Ariranga Govindasamy Pillay (Tamil: அரி ரங்க கோவிந்தசாமி பிள்ளை; 14 June 1945 — 5 January 2023) was the chief justice of Mauritius from 1996 until 2007, when he was succeeded by Y. K. J. Yeung Sik Yuen.

== Early life ==

He studied economics and political science at the London School of Economics and Political Science from 1966 to 1969, gaining a BSc (econ) degree, after which he studied law at Merton College, Oxford, graduating in 1971 with a BA in jurisprudence. He was called to the bar at Lincoln's Inn, London in 1972. On his return to Mauritius he practised law and worked as a legal adviser to the Attorney General's Office and Ministry of Justice in Mauritius until 1987. He held numerous appointments, among others Principal Crown Counsel, Assistant Solicitor General and Parliamentary Counsel at the attorney general's office and Ministry of Justice.

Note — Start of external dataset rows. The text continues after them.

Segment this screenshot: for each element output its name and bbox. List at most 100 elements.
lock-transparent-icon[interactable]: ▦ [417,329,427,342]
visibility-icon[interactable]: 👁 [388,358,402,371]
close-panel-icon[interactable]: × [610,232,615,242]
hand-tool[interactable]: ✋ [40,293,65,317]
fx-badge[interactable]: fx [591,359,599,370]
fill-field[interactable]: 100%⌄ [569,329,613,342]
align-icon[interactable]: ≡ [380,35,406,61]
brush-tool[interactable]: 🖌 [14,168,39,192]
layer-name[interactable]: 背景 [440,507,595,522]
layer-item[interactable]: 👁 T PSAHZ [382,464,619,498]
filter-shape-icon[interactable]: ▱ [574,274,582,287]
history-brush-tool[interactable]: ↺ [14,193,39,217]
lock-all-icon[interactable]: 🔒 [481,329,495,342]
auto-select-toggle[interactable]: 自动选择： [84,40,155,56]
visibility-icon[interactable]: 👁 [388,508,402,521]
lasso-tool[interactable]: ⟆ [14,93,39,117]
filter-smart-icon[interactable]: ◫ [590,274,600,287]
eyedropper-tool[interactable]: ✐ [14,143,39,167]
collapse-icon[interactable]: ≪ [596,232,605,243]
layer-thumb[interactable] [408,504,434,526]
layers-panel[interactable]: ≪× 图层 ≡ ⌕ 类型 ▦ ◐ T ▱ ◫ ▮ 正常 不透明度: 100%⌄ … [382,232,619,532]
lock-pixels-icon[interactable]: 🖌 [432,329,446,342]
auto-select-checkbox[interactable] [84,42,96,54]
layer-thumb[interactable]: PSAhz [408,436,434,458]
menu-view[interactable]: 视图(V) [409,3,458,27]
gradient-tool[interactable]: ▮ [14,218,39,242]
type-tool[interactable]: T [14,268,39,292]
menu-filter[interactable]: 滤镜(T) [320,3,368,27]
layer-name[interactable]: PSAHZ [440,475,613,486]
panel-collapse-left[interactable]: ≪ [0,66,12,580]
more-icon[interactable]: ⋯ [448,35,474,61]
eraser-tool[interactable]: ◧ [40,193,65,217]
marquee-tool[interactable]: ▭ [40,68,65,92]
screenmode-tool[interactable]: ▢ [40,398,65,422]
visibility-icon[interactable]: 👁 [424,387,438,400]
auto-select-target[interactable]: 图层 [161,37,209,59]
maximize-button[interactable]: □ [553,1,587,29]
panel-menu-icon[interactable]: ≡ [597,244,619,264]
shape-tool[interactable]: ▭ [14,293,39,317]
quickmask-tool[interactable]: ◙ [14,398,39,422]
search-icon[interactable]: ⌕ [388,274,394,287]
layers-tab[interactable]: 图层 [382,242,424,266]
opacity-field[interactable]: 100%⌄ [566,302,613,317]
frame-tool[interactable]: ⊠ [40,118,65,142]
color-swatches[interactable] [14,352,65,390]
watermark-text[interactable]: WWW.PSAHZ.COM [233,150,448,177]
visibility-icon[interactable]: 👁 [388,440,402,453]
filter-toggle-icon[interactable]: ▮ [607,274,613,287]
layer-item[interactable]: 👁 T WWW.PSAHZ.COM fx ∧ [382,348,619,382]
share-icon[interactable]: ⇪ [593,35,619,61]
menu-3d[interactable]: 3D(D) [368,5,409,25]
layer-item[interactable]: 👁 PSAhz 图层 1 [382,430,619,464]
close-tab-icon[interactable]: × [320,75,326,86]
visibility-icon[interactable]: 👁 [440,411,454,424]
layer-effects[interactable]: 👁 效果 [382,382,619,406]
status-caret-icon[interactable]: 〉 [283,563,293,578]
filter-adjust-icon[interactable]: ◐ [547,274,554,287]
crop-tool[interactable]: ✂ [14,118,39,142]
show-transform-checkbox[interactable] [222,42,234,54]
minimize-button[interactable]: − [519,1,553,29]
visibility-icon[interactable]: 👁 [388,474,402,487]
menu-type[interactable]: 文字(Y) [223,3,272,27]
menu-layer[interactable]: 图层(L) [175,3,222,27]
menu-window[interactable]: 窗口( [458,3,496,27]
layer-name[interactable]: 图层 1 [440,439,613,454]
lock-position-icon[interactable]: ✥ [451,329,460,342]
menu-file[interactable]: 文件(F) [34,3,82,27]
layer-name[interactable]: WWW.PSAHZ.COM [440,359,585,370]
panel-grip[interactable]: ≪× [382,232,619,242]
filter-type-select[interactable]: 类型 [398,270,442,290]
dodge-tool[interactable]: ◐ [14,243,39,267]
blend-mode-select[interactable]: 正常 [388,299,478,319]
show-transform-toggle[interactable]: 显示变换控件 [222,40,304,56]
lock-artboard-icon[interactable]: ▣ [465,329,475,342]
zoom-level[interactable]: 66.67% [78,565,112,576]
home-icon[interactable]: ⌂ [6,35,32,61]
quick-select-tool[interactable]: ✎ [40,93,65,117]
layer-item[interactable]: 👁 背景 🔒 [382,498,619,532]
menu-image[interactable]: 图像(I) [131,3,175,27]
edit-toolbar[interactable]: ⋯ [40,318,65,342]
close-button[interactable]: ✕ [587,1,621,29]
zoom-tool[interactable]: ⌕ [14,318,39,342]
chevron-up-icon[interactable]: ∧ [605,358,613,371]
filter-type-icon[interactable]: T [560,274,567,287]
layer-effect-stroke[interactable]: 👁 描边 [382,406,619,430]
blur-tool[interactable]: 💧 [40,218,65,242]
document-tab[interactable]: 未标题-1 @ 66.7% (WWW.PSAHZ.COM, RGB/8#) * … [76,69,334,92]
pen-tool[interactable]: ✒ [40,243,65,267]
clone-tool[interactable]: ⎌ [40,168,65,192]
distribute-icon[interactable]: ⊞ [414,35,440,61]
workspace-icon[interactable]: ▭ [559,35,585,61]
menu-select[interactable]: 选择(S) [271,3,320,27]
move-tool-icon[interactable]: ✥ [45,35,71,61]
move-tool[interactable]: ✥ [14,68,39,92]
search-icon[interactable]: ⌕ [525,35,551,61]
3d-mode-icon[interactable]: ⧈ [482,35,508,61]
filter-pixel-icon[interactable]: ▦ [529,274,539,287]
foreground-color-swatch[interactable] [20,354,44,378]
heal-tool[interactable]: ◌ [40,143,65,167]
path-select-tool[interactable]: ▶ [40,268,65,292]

He was appointed puisne judge and later, acting senior puisne judge of the Supreme Court of Mauritius from 1987 to 1996. On 1 May 1996 he was appointed the chief justice of Mauritius, retiring on 13 June 2007. In November 2001, he was elected as an honorary bencher of Lincoln's Inn.

After the resignation of Angidi Chettiar he became acting president of Mauritius from 18 February 2002 until 25 February 2002, when Karl Offmann was elected to this office.

He is the chairman of the Judicial and Legal Service Commission of Mauritius. He is also a member of the United Nations Committee on Economic, Social and Cultural Rights since 1997 as well as the appointed adviser to the governing council of the African Centre for Democracy and Human Rights Studies.